At this very moment, the U.S. Department of Defense's Joint Space Operations Center is tracking thousands of pieces of space junk orbiting our Earth. But, even as the Upper Atmosphere Research Satellite known as UARS comes hurtling back toward our planet, experts say it is hard to determine just when or where it will reenter the atmosphere.
Both the Department of Defense and NASA say it is nearly impossible to precisely predict where and when free-falling space debris will reenter the atmosphere, let alone strike or splash down on the planet.
Major Michael Duncan is the deputy chief of space situational awareness at the Defense Department's Joint Space Operations Center, known as JSpOC. He says radars, telescopes and even assets in space provide positional data for orbital debris. A team strings those data points together to create orbits.
"And with the right software you can take an orbit and from where it is right now you can predict where it will be, you know, one, two, three hours from now," Duncan said.
He said a five-member team at JSpOC works 24 hours a day, seven days a week, collecting updates from around the world.
"We take in about 450,000 observations per day, and that helps us track the 22,000 space objects that we track currentl," he said.
Major Duncan said UARS is easy to track because it is about the size of a school bus. But even with all the data points, high-tech software, and the team's accurate predictions, there are multiple variables that can have an effect on when and where debris will reenter.
For instance, Duncan said, it is impossible to determine the way the debris will react once it reaches the atmosphere.
Like a stone skipping across a lake, space junk can bounce across the upper atmosphere. And, Duncan said, even JSpOC's reentry predictions come with a window of plus or minus 15 minutes.
"But even that plus-or-minus 15 minutes can be a track of 5,000 miles difference," he said.
Most of UARS is expected to disintegrate as it reenters Earth's atmosphere.

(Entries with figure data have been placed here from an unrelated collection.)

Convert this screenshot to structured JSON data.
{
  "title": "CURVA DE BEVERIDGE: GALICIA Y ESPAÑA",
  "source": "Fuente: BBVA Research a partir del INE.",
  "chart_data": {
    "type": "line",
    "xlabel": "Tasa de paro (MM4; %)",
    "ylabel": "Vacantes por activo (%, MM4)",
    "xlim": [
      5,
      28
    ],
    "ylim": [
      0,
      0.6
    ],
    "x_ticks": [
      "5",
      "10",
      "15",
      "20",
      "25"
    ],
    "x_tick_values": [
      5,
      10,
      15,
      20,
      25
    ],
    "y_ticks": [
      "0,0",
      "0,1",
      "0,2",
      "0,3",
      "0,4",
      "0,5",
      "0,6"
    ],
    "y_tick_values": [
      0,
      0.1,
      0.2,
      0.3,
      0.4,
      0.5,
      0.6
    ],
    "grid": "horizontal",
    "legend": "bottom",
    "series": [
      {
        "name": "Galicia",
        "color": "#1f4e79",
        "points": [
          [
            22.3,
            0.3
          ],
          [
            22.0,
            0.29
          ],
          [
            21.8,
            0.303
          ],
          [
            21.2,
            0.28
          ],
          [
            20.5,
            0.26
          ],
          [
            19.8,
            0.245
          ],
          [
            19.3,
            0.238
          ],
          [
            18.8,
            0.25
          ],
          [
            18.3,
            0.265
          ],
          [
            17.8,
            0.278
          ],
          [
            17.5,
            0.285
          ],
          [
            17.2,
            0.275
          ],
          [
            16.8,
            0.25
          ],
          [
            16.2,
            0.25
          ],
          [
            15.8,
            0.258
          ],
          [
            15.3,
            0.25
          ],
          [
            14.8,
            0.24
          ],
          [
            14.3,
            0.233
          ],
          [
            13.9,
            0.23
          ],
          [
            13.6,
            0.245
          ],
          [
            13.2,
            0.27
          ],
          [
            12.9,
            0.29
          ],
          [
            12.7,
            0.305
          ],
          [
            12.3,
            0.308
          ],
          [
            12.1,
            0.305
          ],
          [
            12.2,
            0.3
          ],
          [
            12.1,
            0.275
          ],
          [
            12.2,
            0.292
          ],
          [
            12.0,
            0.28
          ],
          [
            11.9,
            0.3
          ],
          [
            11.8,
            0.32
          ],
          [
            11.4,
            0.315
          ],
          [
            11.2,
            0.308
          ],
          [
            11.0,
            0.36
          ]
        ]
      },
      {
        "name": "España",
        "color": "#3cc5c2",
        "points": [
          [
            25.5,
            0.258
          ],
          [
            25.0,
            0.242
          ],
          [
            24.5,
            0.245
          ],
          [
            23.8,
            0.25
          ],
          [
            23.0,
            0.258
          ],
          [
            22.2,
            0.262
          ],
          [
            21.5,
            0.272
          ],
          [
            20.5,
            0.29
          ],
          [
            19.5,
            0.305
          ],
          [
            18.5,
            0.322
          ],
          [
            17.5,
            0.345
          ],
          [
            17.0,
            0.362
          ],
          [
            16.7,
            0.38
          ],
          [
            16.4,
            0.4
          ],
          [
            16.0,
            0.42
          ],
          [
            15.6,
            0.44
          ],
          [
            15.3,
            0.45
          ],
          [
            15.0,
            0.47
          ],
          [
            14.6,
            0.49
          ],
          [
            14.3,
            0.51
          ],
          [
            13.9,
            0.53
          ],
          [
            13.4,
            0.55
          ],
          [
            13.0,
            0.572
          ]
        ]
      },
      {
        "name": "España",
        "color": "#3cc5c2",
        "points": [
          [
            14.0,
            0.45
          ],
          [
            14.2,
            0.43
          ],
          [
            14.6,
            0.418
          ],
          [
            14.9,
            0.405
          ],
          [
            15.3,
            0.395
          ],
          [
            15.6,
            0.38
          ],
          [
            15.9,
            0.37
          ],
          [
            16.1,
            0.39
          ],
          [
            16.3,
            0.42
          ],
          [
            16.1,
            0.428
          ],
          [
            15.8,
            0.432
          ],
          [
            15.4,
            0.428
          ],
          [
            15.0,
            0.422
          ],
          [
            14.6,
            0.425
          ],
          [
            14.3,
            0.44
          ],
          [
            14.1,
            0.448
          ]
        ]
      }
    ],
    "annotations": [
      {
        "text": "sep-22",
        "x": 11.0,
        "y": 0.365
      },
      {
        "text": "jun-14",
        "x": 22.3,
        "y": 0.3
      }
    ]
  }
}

Mark Matney, an orbital debris scientist at NASA's Johnson Space Center in Texas, says a craft's orientation can even have an effect on how fast it decays.
"It's basically an inert object, and so it can be tumbling. Let's just say it's tumbling in such a way that it presents a large area or small area, it could speed up the rate at which it decays or slows it down," he said.

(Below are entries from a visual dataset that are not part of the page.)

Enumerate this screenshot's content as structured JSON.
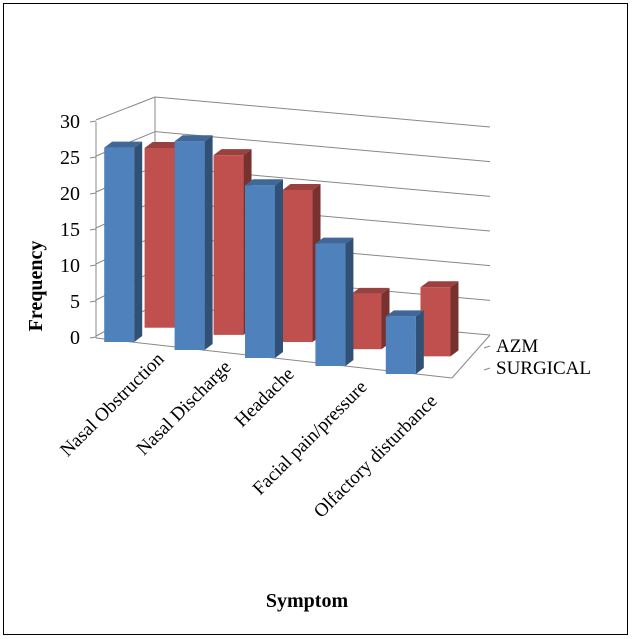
{
  "chart_data": {
    "type": "bar",
    "title": "",
    "xlabel": "Symptom",
    "ylabel": "Frequency",
    "ylim": [
      0,
      30
    ],
    "yticks": [
      0,
      5,
      10,
      15,
      20,
      25,
      30
    ],
    "grid": true,
    "legend_placement": "right (depth axis)",
    "categories": [
      "Nasal Obstruction",
      "Nasal Discharge",
      "Headache",
      "Facial pain/pressure",
      "Olfactory disturbance"
    ],
    "series": [
      {
        "name": "AZM",
        "values": [
          27,
          29,
          24,
          17,
          8
        ],
        "color": "#4f81bd"
      },
      {
        "name": "SURGICAL",
        "values": [
          26,
          26,
          22,
          8,
          10
        ],
        "color": "#c0504d"
      }
    ]
  }
}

Matney says solar activity is another variable.
"Sometimes the energy from the sun goes up a little bit and causes the atmosphere to heat up and actually expand, and when that happens, it can accelerate the decay rate of the satellite. If the solar activity were to go down, it would actually cause the atmosphere to cool and contract, and so the spacecraft would not encounter quite as much atmosphere and would slow down its decay," he said.
Major Duncan at JSpOC notes there was a solar storm last week that immediately changed the satellite's anticipated reentry by three days.
UARS was launched 20 years ago and decommissioned in 2005. Matney says times and technologies have changed since 1991.
"Unfortunately, because UARS is an older satellite, it was not designed with the capability to do a targeted reentry, and we've done that before. The Compton Gamma Ray Observatory is a good example where we actually were able to target its reentry over the Pacific Ocean, out in the middle of the ocean where it wouldn't hurt anybody," Matney said.
Still, NASA says the likelihood of UARS hurting anyone is slim. The U.S. space agency says it has no confirmed reports of a person ever being injured or property being significantly damaged by falling debris.
And, given that more than two-thirds of the planet is covered by water, it is likely that UARS will land with a splash and not a thud.